Inform patients that acute pancreatitis has been reported during use of NESINA. Educate patients that persistent, severe abdominal pain, sometimes radiating to the back, which may or may not be accompanied by vomiting, is the hallmark symptom of acute pancreatitis. Instruct patients to promptly discontinue NESINA and contact their physician if persistent severe abdominal pain occurs [see Warnings and Precautions (5.1)].

Heart Failure

Inform patients of the signs and symptoms of heart failure. Before initiating NESINA, patients should be asked about a history of heart failure or other risk factors for heart failure including moderate to severe renal impairment. Instruct patients to contact their healthcare providers as soon as possible if they experience symptoms of heart failure, including increasing shortness of breath, rapid increase in weight, or swelling of the feet [see Warnings and Precautions (5.2)].

Hypersensitivity Reactions

Inform patients that allergic reactions have been reported during use of NESINA. Instruct patients if symptoms of allergic reactions (including skin rash, hives and swelling of the face, lips, tongue and throat that may cause difficulty in breathing or swallowing) occur, patients should discontinue NESINA and seek medical advice promptly [see Warnings and Precautions (5.3)].

Hepatic Effects

Inform patients that postmarketing reports of liver injury, sometimes fatal, have been reported during use of NESINA. Instruct patients if signs or symptoms of liver injury occur, patients should discontinue NESINA and seek medical advice promptly [see Warnings and Precautions (5.4)].

Hypoglycemia with Concomitant Use with Insulin or Insulin Secretagogues

Inform patients that hypoglycemia can occur, particularly when an insulin secretagogue or insulin is used in combination with NESINA. Educate patients about the risks, symptoms and appropriate management of hypoglycemia [see Warnings and Precautions (5.5)].

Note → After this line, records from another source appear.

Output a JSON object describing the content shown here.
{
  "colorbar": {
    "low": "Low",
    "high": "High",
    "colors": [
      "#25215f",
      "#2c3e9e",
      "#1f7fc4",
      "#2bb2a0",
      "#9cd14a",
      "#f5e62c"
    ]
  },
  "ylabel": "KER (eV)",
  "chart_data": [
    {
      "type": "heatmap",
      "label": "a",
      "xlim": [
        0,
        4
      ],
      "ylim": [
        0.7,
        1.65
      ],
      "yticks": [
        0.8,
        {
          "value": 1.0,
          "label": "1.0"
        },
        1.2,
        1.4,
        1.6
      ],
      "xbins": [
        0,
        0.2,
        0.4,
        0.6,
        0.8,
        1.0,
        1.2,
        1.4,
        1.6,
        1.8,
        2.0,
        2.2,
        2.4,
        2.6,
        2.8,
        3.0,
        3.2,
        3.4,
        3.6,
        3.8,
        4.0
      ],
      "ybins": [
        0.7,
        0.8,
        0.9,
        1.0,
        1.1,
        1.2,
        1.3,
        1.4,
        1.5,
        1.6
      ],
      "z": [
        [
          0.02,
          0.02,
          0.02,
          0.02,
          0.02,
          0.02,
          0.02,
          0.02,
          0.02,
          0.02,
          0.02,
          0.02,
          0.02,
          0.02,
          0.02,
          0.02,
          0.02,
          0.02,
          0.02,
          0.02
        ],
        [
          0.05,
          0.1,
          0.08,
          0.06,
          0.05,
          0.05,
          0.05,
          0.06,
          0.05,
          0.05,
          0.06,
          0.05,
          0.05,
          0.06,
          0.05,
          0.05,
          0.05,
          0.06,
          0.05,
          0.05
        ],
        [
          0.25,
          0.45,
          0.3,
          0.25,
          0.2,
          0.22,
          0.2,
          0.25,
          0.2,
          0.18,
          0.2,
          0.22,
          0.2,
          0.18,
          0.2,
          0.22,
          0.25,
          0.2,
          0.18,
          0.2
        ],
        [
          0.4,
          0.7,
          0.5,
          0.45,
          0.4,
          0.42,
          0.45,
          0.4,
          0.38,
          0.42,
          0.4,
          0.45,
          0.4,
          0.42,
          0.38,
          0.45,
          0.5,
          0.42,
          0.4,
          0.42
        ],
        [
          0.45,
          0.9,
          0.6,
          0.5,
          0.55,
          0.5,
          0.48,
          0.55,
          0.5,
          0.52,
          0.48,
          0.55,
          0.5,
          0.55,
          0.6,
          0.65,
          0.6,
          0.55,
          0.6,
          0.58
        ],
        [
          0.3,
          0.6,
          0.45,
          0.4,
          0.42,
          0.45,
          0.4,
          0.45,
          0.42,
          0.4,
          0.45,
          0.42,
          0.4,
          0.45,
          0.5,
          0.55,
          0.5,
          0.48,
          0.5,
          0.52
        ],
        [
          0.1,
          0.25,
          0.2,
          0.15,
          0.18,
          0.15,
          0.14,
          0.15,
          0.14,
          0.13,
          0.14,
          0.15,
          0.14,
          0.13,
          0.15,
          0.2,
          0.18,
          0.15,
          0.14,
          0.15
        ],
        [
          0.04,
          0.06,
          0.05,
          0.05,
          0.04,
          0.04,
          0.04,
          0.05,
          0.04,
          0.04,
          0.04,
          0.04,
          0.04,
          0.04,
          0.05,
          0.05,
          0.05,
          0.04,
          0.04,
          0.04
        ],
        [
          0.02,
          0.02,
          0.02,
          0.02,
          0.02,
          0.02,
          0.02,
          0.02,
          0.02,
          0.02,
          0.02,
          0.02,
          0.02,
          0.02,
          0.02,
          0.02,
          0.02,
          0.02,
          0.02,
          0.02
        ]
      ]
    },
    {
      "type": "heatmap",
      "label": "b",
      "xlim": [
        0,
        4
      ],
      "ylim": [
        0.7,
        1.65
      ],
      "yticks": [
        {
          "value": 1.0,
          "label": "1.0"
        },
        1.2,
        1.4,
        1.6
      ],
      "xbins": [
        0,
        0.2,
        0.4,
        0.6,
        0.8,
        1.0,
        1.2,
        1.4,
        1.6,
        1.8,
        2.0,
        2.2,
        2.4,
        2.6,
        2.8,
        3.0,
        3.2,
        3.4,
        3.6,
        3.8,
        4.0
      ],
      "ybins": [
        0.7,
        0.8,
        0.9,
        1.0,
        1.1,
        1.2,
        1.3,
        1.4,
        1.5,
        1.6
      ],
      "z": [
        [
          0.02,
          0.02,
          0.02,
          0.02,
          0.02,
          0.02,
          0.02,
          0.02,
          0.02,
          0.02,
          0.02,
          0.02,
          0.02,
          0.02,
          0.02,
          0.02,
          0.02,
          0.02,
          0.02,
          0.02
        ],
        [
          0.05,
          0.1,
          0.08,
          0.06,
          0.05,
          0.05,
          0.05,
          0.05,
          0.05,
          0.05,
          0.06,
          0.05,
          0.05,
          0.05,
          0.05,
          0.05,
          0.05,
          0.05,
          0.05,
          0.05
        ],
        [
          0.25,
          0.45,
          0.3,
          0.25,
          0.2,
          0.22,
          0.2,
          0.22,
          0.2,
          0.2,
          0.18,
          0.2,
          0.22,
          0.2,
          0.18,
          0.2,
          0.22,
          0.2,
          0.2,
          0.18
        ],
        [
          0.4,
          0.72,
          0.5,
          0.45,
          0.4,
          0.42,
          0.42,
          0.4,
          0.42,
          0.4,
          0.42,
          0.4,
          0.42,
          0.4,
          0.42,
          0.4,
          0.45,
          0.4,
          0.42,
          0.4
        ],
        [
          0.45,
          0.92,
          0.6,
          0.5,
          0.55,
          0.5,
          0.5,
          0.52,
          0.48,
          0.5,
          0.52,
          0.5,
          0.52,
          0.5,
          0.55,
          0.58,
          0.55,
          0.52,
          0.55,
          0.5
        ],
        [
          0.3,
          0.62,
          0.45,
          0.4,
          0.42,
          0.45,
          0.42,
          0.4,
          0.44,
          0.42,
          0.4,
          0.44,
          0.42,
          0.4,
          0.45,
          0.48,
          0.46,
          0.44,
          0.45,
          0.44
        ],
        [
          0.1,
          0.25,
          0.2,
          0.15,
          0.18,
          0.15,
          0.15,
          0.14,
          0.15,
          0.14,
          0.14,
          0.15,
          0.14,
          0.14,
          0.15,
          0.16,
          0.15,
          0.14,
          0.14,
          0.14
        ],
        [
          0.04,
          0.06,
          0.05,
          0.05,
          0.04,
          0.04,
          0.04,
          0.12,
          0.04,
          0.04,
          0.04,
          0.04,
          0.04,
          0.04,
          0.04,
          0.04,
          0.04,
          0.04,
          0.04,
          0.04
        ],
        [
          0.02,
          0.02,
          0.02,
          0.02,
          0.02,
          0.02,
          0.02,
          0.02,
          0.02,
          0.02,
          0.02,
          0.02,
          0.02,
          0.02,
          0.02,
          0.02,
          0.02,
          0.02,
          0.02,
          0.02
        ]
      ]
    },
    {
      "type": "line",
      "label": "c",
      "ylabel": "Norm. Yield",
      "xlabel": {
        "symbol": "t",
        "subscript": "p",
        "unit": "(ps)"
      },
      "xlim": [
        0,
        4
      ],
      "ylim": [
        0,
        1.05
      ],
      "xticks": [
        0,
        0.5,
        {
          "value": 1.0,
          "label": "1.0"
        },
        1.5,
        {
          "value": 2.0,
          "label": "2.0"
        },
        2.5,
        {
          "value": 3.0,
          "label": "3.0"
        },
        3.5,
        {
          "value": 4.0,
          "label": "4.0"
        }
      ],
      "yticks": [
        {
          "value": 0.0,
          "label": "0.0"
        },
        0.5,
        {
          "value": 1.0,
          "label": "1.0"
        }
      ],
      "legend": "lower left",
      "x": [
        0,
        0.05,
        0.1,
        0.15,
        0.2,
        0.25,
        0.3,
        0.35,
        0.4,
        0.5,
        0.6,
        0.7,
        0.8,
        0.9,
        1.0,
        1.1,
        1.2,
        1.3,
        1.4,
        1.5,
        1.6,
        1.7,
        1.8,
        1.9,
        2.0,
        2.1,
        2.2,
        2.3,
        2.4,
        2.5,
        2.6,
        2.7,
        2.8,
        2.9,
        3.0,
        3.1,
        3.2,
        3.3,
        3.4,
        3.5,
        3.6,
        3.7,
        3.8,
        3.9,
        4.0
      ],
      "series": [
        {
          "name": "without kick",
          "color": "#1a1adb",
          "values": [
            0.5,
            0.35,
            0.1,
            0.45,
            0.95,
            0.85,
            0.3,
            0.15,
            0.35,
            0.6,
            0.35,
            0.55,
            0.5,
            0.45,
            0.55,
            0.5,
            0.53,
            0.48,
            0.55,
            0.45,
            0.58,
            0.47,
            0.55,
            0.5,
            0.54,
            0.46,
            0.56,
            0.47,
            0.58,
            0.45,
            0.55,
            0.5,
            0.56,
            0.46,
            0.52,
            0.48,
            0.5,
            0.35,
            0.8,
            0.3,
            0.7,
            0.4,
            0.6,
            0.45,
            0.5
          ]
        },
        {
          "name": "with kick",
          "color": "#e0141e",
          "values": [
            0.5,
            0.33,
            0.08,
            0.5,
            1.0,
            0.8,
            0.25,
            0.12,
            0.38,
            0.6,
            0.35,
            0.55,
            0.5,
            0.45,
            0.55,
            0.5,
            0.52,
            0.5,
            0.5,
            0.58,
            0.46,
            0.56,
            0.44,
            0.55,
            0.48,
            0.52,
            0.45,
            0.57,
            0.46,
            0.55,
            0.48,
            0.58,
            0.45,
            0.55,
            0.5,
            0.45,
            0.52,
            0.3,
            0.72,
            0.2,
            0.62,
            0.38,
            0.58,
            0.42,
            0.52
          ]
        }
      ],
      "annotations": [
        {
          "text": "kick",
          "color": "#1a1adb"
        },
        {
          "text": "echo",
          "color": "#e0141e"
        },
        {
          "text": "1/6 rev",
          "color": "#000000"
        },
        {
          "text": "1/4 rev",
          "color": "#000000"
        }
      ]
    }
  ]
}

Severe and Disabling Arthralgia

Inform patients that severe and disabling joint pain may occur with this class of drugs. The time to onset of symptoms can range from one day to years. Instruct patients to seek medical advice if severe joint pain occurs [see Warnings and Precautions (5.6)].

Bullous Pemphigoid

Inform patients that bullous pemphigoid may occur with this class of drugs. Instruct patients to seek medical advice if blisters or erosions occur [see Warnings and Precautions (5.7)].

Dosage

Instruct patients to take NESINA only as prescribed. Instruct patients if a dose is missed, not to double their next dose.